By LabMedica International staff writers
Posted on 29 Apr 2026

Chronic kidney disease progression is difficult to anticipate, limiting opportunities to intervene before irreversible decline. More...

Risk assessment is especially uncertain for people who carry high‑risk variants in apolipoprotein L1 (APOL1), even when kidney function appears preserved. Earlier, actionable signals are needed to guide monitoring and care. New findings demonstrate that a plasma proteomics–based score can predict progression among individuals with APOL1 high‑risk genotypes.

University of Pennsylvania (Philadelphia, PA, USA) investigators developed the APOL1 Proteomic Risk Score (APRS), a nine‑protein plasma panel that estimates the likelihood of kidney disease progression in APOL1 high‑risk individuals. The score is intended to stratify risk in patients with preserved kidney function. It focuses on a composite clinical outcome that includes substantial estimated glomerular filtration rate (eGFR) decline, kidney failure, or death.

To construct APRS, researchers profiled plasma proteomes from 851 Penn Medicine BioBank participants of African ancestry with APOL1 high‑risk genotypes and preserved eGFR. Using elastic net Cox regression, the team derived the score while adjusting for age, sex, eGFR, and albuminuria. The prespecified composite endpoint was at least a 40% decline in eGFR, kidney failure, or death.

APRS achieved a time‑dependent area under the receiver operating characteristic curve (tAUC) of 86.5%, exceeding the performance of the Kidney Failure Risk Equation at 66.1% and outperforming polygenic risk scores. Across risk quintiles, 10‑year event rates were 62.5% versus 3.3%. Accuracy was confirmed in external validation using the Atherosclerosis Risk in Communities and U.K. Biobank cohorts, where tAUC values ranged from 82% to 85% and performance was consistent across demographic and clinical subgroups.

Plasma levels of APRS component proteins correlated with kidney tissue fibrosis and tubular injury pathways.

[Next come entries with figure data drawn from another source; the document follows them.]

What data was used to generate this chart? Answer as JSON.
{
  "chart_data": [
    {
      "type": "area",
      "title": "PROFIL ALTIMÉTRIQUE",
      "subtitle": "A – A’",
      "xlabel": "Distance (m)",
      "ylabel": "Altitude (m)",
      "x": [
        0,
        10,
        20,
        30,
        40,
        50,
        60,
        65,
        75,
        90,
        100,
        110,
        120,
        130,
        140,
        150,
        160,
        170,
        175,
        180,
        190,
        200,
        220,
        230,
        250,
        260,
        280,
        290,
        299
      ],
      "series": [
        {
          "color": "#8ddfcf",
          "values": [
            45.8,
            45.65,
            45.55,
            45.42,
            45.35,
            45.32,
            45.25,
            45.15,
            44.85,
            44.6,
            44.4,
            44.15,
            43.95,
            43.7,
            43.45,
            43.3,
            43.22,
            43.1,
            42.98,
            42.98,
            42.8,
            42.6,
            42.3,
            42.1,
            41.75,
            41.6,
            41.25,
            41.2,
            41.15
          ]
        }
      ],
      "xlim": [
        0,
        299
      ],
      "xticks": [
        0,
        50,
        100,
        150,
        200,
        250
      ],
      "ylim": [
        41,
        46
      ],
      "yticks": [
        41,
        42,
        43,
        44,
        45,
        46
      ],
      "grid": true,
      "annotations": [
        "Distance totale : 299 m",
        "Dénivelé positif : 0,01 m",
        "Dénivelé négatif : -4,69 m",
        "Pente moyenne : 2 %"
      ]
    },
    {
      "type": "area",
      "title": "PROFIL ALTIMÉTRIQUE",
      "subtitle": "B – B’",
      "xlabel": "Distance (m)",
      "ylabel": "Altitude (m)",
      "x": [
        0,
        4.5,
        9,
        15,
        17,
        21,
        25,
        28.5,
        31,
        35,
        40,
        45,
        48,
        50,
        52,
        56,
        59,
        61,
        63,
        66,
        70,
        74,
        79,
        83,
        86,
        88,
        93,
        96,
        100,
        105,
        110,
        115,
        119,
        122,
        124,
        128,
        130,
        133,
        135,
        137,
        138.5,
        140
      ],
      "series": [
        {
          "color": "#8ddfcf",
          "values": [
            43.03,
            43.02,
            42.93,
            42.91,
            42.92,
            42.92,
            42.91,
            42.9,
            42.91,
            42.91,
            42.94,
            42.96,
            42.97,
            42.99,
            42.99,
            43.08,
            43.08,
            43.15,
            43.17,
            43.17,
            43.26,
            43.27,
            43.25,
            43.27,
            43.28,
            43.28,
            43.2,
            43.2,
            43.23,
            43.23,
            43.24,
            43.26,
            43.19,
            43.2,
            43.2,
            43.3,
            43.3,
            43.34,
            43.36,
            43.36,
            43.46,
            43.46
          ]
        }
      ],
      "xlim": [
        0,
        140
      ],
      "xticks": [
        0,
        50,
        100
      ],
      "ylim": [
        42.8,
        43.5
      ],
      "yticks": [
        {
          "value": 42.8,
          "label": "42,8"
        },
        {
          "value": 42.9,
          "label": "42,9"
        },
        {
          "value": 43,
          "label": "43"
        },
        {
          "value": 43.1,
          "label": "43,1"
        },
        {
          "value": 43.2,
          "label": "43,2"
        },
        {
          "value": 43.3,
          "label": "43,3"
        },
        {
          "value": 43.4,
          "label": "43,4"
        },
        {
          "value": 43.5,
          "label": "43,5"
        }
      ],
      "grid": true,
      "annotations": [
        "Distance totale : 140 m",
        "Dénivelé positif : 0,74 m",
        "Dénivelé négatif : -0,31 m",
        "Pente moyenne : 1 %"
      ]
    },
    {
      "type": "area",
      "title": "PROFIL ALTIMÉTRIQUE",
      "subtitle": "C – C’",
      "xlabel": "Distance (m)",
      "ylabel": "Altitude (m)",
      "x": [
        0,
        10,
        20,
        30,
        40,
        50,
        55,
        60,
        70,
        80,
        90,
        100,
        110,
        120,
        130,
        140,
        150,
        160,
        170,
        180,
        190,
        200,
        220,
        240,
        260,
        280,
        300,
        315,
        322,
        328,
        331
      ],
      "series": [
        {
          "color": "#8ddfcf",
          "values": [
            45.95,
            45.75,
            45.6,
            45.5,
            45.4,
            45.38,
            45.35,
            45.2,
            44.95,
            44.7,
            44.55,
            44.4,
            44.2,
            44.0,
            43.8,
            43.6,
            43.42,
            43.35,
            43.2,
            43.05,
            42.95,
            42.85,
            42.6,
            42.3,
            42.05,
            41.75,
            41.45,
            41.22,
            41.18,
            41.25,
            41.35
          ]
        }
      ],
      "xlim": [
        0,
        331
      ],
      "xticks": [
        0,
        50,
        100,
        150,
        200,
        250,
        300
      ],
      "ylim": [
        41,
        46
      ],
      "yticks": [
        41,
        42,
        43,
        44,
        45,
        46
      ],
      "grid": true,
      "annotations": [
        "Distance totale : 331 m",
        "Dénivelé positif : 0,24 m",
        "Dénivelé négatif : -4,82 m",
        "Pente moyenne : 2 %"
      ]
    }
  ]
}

The study was published online April 15, 2026, in Nature Medicine. Several authors disclosed ties to the biopharmaceutical industry.

“One of the challenges in developing new therapies has been identifying the right patients early enough. This provides a way to focus treatment on those most likely to benefit,” said Katalin Susztak, M.D., Ph.D., senior author, University of Pennsylvania.